On the origin of the central 1" hole in the stellar disk of Sgr A* and the Fermi gamma-ray bubbles

The supermassive black hole Sgr A* at the center of the Galaxy is surrounded by two misaligned disks of young, massive stars extending from ~0.04 to 0.4 pc. The stellar surface density increases as ~ r^-2 towards Sgr A* but is truncated within 1" (0.04pc). We explore the origin of this annulus using a model in which star formation occurs in a disk of gas created through the partial capture of a gas cloud as it sweeps through the inner few parsecs of the galaxy and temporarily engulfs Sgr A*. We identify the locations within which star formation and/or accretion onto Sgr A* take place. Within 0.04 pc the disk is magnetically active and the associated heating and enhanced pressure prevents the disk from becoming self gravitating. Instead, it forms a magneto-turbulent disk that drains onto Sgr A* within 3 Myr.
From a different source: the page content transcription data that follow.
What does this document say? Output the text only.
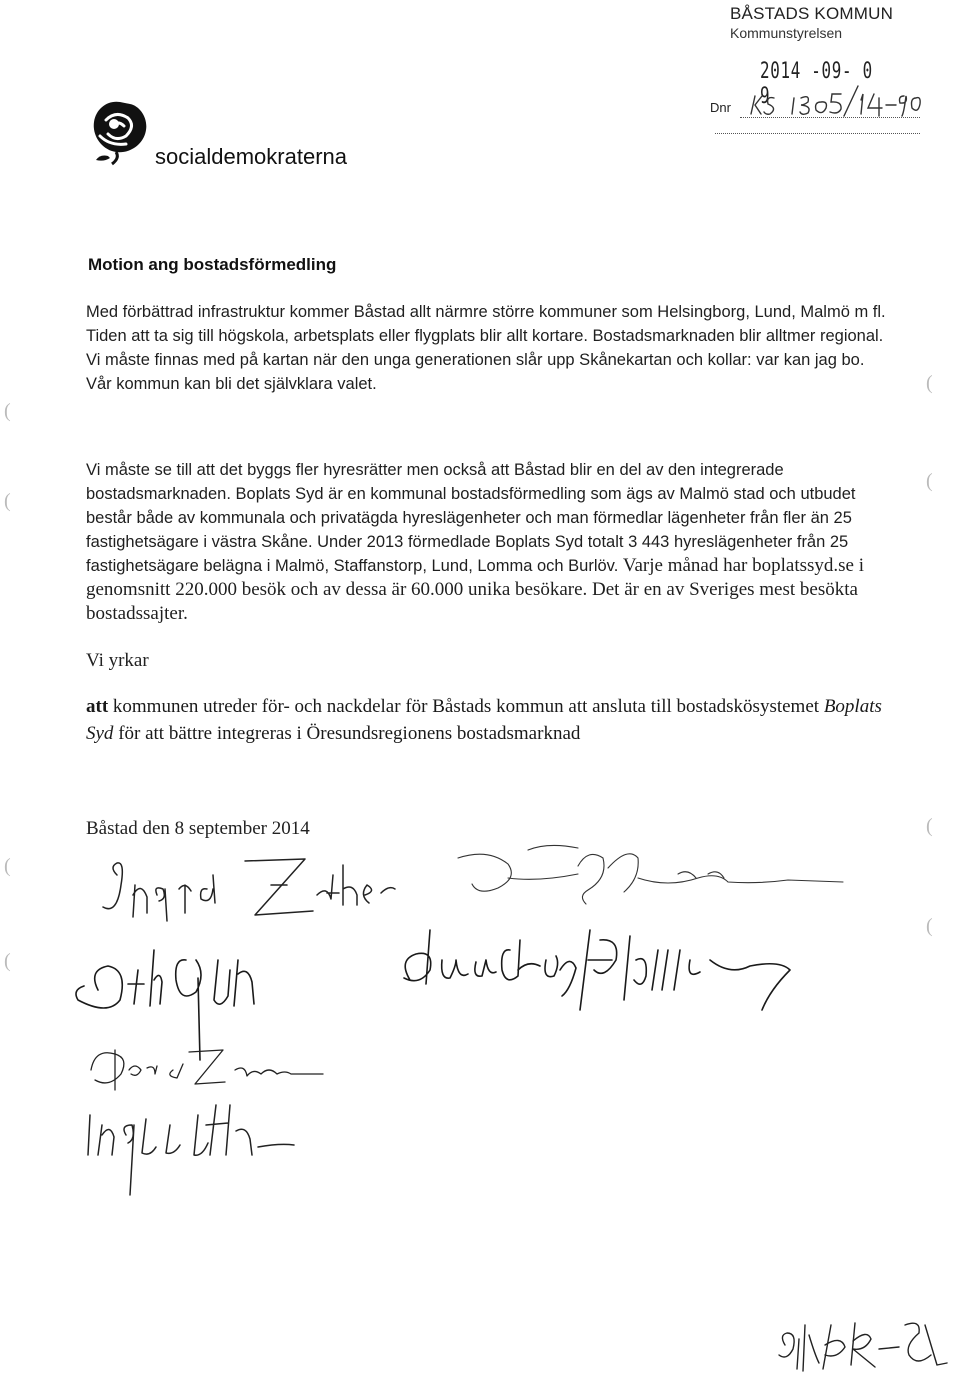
BÅSTADS KOMMUN
Kommunstyrelsen
2014 -09- 0 9
Dnr
socialdemokraterna
Motion ang bostadsförmedling
Med förbättrad infrastruktur kommer Båstad allt närmre större kommuner som Helsingborg, Lund, Malmö m fl. Tiden att ta sig till högskola, arbetsplats eller flygplats blir allt kortare. Bostadsmarknaden blir alltmer regional. Vi måste finnas med på kartan när den unga generationen slår upp Skånekartan och kollar: var kan jag bo. Vår kommun kan bli det självklara valet.
Vi måste se till att det byggs fler hyresrätter men också att Båstad blir en del av den integrerade bostadsmarknaden. Boplats Syd är en kommunal bostadsförmedling som ägs av Malmö stad och utbudet består både av kommunala och privatägda hyreslägenheter och man förmedlar lägenheter från fler än 25 fastighetsägare i västra Skåne. Under 2013 förmedlade Boplats Syd totalt 3 443 hyreslägenheter från 25 fastighetsägare belägna i Malmö, Staffanstorp, Lund, Lomma och Burlöv. Varje månad har boplatssyd.se i genomsnitt 220.000 besök och av dessa är 60.000 unika besökare. Det är en av Sveriges mest besökta bostadssajter.
Vi yrkar
att kommunen utreder för- och nackdelar för Båstads kommun att ansluta till bostadskösystemet Boplats Syd för att bättre integreras i Öresundsregionens bostadsmarknad
Båstad den 8 september 2014
(
(
(
(
(
(
(
(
Meanwhile, fragmentation of the gas beyond the central 0.04 pc hole creates the observed young stellar disk. The two large scale bubbles of gamma-ray emission extending perpendicular to the Galactic plane may be created by a burst of accretion of ~10^5 Msun of gas lying between 0.01 and 0.03 pc. The observed stellar ages imply that this capture event occurred ~10^6.5 yr ago, thus such events occurring over the life time of the Galaxy could have significantly contributed to the current mass of Sgr A* and to the inner few parsec of the nuclear star cluster. We suggest that these events also occur in extragalactic systems.